Who’s Afraid of Virginia Woolf?

This Edward Albee dark comedy set the theater world ablaze when it was first performed in 1962. It won several awards for its depiction of a marriage on the brink of disaster and its unflinching look at the American family. Theatre Charlotte has proven itself with several very good and entertaining productions this season.

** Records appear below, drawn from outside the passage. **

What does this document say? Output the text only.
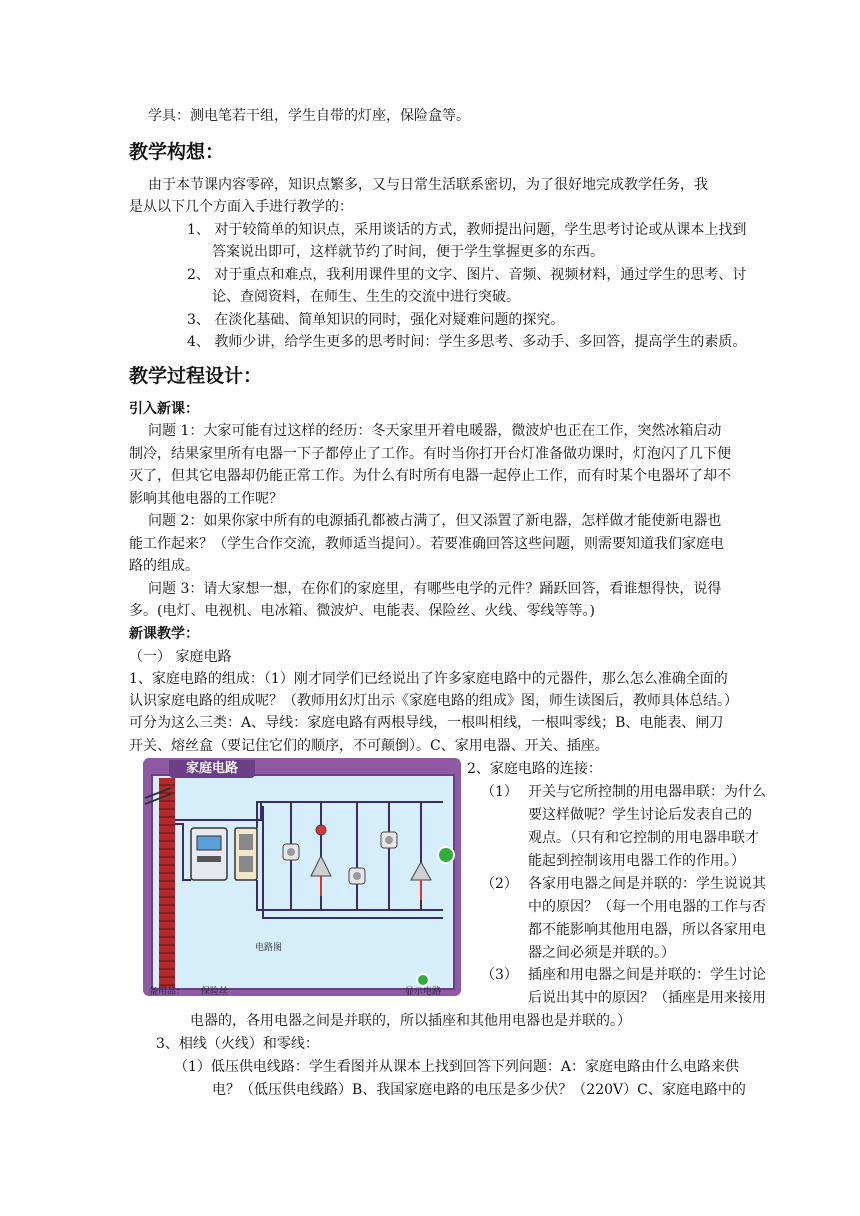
学具：测电笔若干组，学生自带的灯座，保险盒等。
教学构想：
由于本节课内容零碎，知识点繁多，又与日常生活联系密切，为了很好地完成教学任务，我
是从以下几个方面入手进行教学的：
1、 对于较简单的知识点，采用谈话的方式，教师提出问题，学生思考讨论或从课本上找到
答案说出即可，这样就节约了时间，便于学生掌握更多的东西。
2、 对于重点和难点，我利用课件里的文字、图片、音频、视频材料，通过学生的思考、讨
论、查阅资料，在师生、生生的交流中进行突破。
3、 在淡化基础、简单知识的同时，强化对疑难问题的探究。
4、 教师少讲，给学生更多的思考时间：学生多思考、多动手、多回答，提高学生的素质。
教学过程设计：
引入新课：
问题 1：大家可能有过这样的经历：冬天家里开着电暖器，微波炉也正在工作，突然冰箱启动
制冷，结果家里所有电器一下子都停止了工作。有时当你打开台灯准备做功课时，灯泡闪了几下便
灭了，但其它电器却仍能正常工作。为什么有时所有电器一起停止工作，而有时某个电器坏了却不
影响其他电器的工作呢？
问题 2：如果你家中所有的电源插孔都被占满了，但又添置了新电器，怎样做才能使新电器也
能工作起来？（学生合作交流，教师适当提问）。若要准确回答这些问题，则需要知道我们家庭电
路的组成。
问题 3：请大家想一想，在你们的家庭里，有哪些电学的元件？踊跃回答，看谁想得快，说得
多。(电灯、电视机、电冰箱、微波炉、电能表、保险丝、火线、零线等等。)
新课教学：
（一） 家庭电路
1、家庭电路的组成：（1）刚才同学们已经说出了许多家庭电路中的元器件，那么怎么准确全面的
认识家庭电路的组成呢？（教师用幻灯出示《家庭电路的组成》图，师生读图后，教师具体总结。）
可分为这么三类：A、导线：家庭电路有两根导线，一根叫相线，一根叫零线；B、电能表、闸刀
开关、熔丝盒（要记住它们的顺序，不可颠倒）。C、家用电器、开关、插座。
2、家庭电路的连接：
（1） 开关与它所控制的用电器串联：为什么
要这样做呢？学生讨论后发表自己的
观点。（只有和它控制的用电器串联才
能起到控制该用电器工作的作用。）
（2） 各家用电器之间是并联的：学生说说其
中的原因？（每一个用电器的工作与否
都不能影响其他用电器，所以各家用电
器之间必须是并联的。）
（3） 插座和用电器之间是并联的：学生讨论
后说出其中的原因？（插座是用来接用
电器的，各用电器之间是并联的，所以插座和其他用电器也是并联的。）
3、相线（火线）和零线：
（1）低压供电线路：学生看图并从课本上找到回答下列问题：A：家庭电路由什么电路来供
电？（低压供电线路）B、我国家庭电路的电压是多少伏？（220V）C、家庭电路中的
家庭电路
电路图
备用品： 保险丝	显示电路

This play should continue that streak. Through April 7 at Theatre Charlotte. 

 

 

 

 

 

 

 

 

Diana Krall

Diana Krall is a talented songwriter. But what sets her apart from other singers is her ability to take someone else’s music and make it her own. Her husky voice and trusted Steinway piano seem to permeate the cracks and crevasses of a cover song and reawaken it, melting it into something new. And seeing her reproduce this live is magic. April 7 at Ovens Auditorium. 

 

 

 

 

Sesame Street Live: Elmo Makes Music

Elmo, Big Bird, and the gang must help out a new music teacher after she discovers all of Sesame Street’s instruments have gone missing. That’s the plot of this educational production that teaches children the importance of music and working together. It’s a fun musical adventure that will enthrall kids and let their parents relive a little bit of their childhood. April 12-14 at Bojangles’ Coliseum. 

 

 

 

The Pearl Fishers

There’s a reason why George Bizet’s 1863 opera continues to be performed in theaters across the country. The captivating story of a love triangle in the ancient world is filled with as much interpersonal drama as it is personal strife. Its study of honor, friendship, and religious devotion requires the audience to examine their own beliefs on the matter. And Opera Carolina does a very good job in making the genre accessible like providing English subtitles for this French production. April 13-21 at the Belk Theater.

 

 

 

 

 

 

 

 

 

David Sedaris

David Sedaris is one of America’s preeminent raconteurs and authors. His dry wit and sardonic style are unmistakable. His ability to find a deeper meaning and side-splitting humor in everyday life have made him famous. And his voluminous body of quality work has made him undeniable. April 22 at Belk Theater.